Что до женских фигур -- нимф и т. п. -- они

выглядят незаконченными, точно мысли;

каждая пытается сохранить

даже здесь, в наступившем будущем, статус гостьи.

Суслик не выскочит и не перебежит тропы.

Не слышно ни птицы, ни тем более автомобиля:

будущее суть панацея от

того, чему свойственно повторяться.

И по небу разбросаны, как вещи холостяка,

тучи, вывернутые наизнанку

и разглаженные. Пахнет хвоей,

этой колкой субстанцией малознакомых мест.

Изваяния высятся в темноте, чернея

от соседства друг с дружкой, от безразличья

к ним окружающего ландшафта.

Заговори любое из них, и ты

скорей вздохнул бы, чем содрогнулся,

услышав знакомые голоса, услышав

что-нибудь вроде "Ребенок не от тебя"

или: "Я показал на него, но от страха,

а не из ревности" -- мелкие, двадцатилетней

давности тайны слепых сердец,

одержимых нелепым стремлением к власти

над себе подобными и не замечавших

тавтологии.

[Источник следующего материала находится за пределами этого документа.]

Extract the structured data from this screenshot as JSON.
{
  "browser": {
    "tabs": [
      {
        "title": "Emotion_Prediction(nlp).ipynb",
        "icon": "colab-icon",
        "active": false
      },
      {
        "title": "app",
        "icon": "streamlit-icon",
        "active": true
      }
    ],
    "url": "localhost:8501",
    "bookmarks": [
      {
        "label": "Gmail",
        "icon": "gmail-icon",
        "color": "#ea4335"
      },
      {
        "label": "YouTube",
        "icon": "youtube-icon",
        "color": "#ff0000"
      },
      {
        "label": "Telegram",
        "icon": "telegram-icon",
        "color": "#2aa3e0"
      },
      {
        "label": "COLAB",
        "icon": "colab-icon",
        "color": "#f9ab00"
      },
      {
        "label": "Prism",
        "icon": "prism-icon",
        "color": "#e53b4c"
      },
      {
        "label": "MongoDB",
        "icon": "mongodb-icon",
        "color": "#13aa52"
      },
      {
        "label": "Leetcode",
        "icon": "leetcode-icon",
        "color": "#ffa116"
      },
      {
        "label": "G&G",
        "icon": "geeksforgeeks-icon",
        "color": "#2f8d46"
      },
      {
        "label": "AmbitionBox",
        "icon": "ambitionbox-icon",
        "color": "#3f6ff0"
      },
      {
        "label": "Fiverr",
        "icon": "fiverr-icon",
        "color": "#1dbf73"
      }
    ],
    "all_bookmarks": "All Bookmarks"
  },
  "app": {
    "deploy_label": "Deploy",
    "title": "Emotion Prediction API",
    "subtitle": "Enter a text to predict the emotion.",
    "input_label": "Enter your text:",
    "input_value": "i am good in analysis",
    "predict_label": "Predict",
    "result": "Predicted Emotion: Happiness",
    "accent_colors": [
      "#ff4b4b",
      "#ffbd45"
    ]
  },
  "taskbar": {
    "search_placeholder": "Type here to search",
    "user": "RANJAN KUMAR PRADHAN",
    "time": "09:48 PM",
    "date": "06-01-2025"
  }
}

Лучшие среди них

были и жертвами и палачами.

Хорошо, что чужие воспоминанья

вмешиваются в твои. Хорошо, что

некоторые из этих фигур тебе

кажутся посторонними. Их присутствие намекает

на другие событья, на другой вариант судьбы --

возможно, не лучший, но безусловно

тобою упущенный. Это освобождает --

не столько воображение, сколько память

-- и надолго, если не навсегда. Узнать,

что тебя обманули, что совершенно

о тебе позабыли или -- наоборот --

что тебя до сих пор ненавидят -- крайне

неприятно. Но воображать себя

центром даже невзрачного мирозданья

непристойно и невыносимо.

Редкий,

возможно, единственный посетитель

этих мест, я думаю, я имею

право описывать без прикрас

увиденное. Вот она, наша маленькая Валгалла,

наше сильно запущенное именье

во времени, с горсткой ревизских душ,

с угодьями, где отточенному серпу,

пожалуй, особенно не разгуляться,

и где снежинки медленно кружатся, как пример

поведения в вакууме.

Только пепел знает, что значит сгореть дотла.

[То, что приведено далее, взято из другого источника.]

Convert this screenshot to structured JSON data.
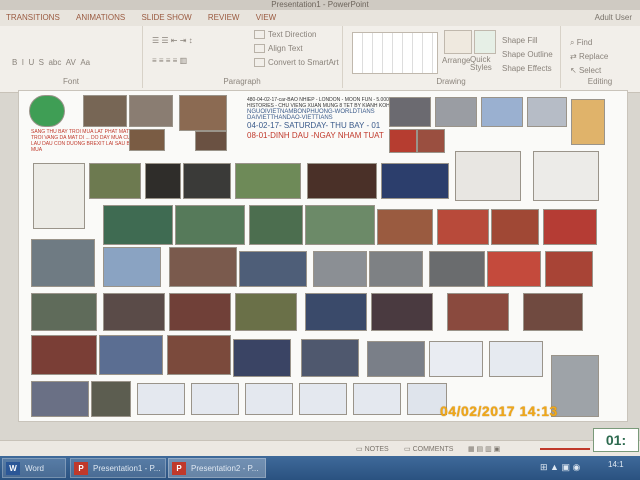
{
  "app": {
    "title": "Presentation1 - PowerPoint",
    "tabs": [
      "TRANSITIONS",
      "ANIMATIONS",
      "SLIDE SHOW",
      "REVIEW",
      "VIEW"
    ],
    "account": "Adult User"
  },
  "ribbon": {
    "groups": [
      "Font",
      "Paragraph",
      "Drawing",
      "Editing"
    ],
    "text_direction": "Text Direction",
    "align_text": "Align Text",
    "convert_smartart": "Convert to SmartArt",
    "arrange": "Arrange",
    "quick_styles": "Quick Styles",
    "shape_fill": "Shape Fill",
    "shape_outline": "Shape Outline",
    "shape_effects": "Shape Effects",
    "find": "Find",
    "replace": "Replace",
    "select": "Select"
  },
  "slide": {
    "header_line1": "480-04-02-17-car-BAO NHIEP - LONDON - MOON FUN - 5.000 YEAR",
    "header_line2": "HISTORIES - CHU VIENG XUAN MUNG 8 TET BY KIANH KOH",
    "site1": "NGUOIVIETNAMBONPHUONG-WORLDTIANS",
    "site2": "DAIVIETTHANDAO-VIETTIANS",
    "date_line1": "04-02-17- SATURDAY- THU BAY - 01",
    "date_line2": "08-01-DINH DAU -NGAY NHAM TUAT",
    "red_text": "SANG THU BAY TROI MUA LAT PHAT MAT TROI VANG DA MAT DI ... DO DAY MUA CUC LAU DAU CON DUONG BREXIT LAI SAU BAN MUA"
  },
  "status": {
    "notes": "NOTES",
    "comments": "COMMENTS",
    "zoom_display": "01:"
  },
  "taskbar": {
    "items": [
      "Word",
      "Presentation1 - P...",
      "Presentation2 - P..."
    ],
    "clock": "14:1"
  },
  "overlay": {
    "camera_timestamp": "04/02/2017  14:13"
  },
  "colors": {
    "accent_red": "#c0392b",
    "timestamp": "#f0a818",
    "taskbar": "#2a5280"
  }
}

Но я тоже скажу, близоруко взглянув вперед:

не все уносимо ветром, не все метла,

широко забирая по двору, подберет.

Мы останемся смятым окурком, плевком, в тени

под скамьей, куда угол проникнуть лучу не даст.

И слежимся в обнимку с грязью, считая дни,

в перегной, в осадок, в культурный пласт.

Замаравши совок, археолог разинет пасть

отрыгнуть; но его открытие прогремит

на весь мир, как зарытая в землю страсть,

как обратная версия пирамид.

"Падаль!" выдохнет он, обхватив живот,

но окажется дальше от нас, чем земля от птиц,

потому что падаль -- свобода от клеток, свобода от

целого: апофеоз частиц.

Элегия

А. А.

Прошло что-то около года. Я вернулся на место битвы,

к научившимся крылья расправлять у опасной бритвы

или же -- в лучшем случае -- у удивленной брови

птицам цвета то сумерек, то испорченной крови.

Теперь здесь торгуют останками твоих щиколоток, бронзой

загорелых доспехов, погасшей улыбкой, грозной

мыслью о свежих резервах, памятью об изменах,

оттиском многих тел на выстиранных знаменах.

Всё зарастает людьми. Развалины -- род упрямой

архитектуры, и разница между сердцем и черной ямой

невелика -- не настолько, чтобы бояться,

что мы столкнемся однажды вновь, как слепые яйца.

По утрам, когда в лицо вам никто не смотрит,

я отправляюсь пешком к монументу, который отлит

из тяжелого сна. И на нем начертано: Завоеватель.

Но читается как "завыватель". А в полдень -- как "забыватель".

Рождественская звезда

В холодную пору, в местности, привычной скорей к жаре,

чем к холоду, к плоской поверхности более, чем к горе,

младенец родился в пещере, чтоб мир спасти:

мело, как только в пустыне может зимой мести.

Ему все казалось огромным: грудь матери, желтый пар

из воловьих ноздрей, волхвы -- Балтазар, Гаспар,

Мельхиор; их подарки, втащенные сюда.

Он был всего лишь точкой. И точкой была звезда.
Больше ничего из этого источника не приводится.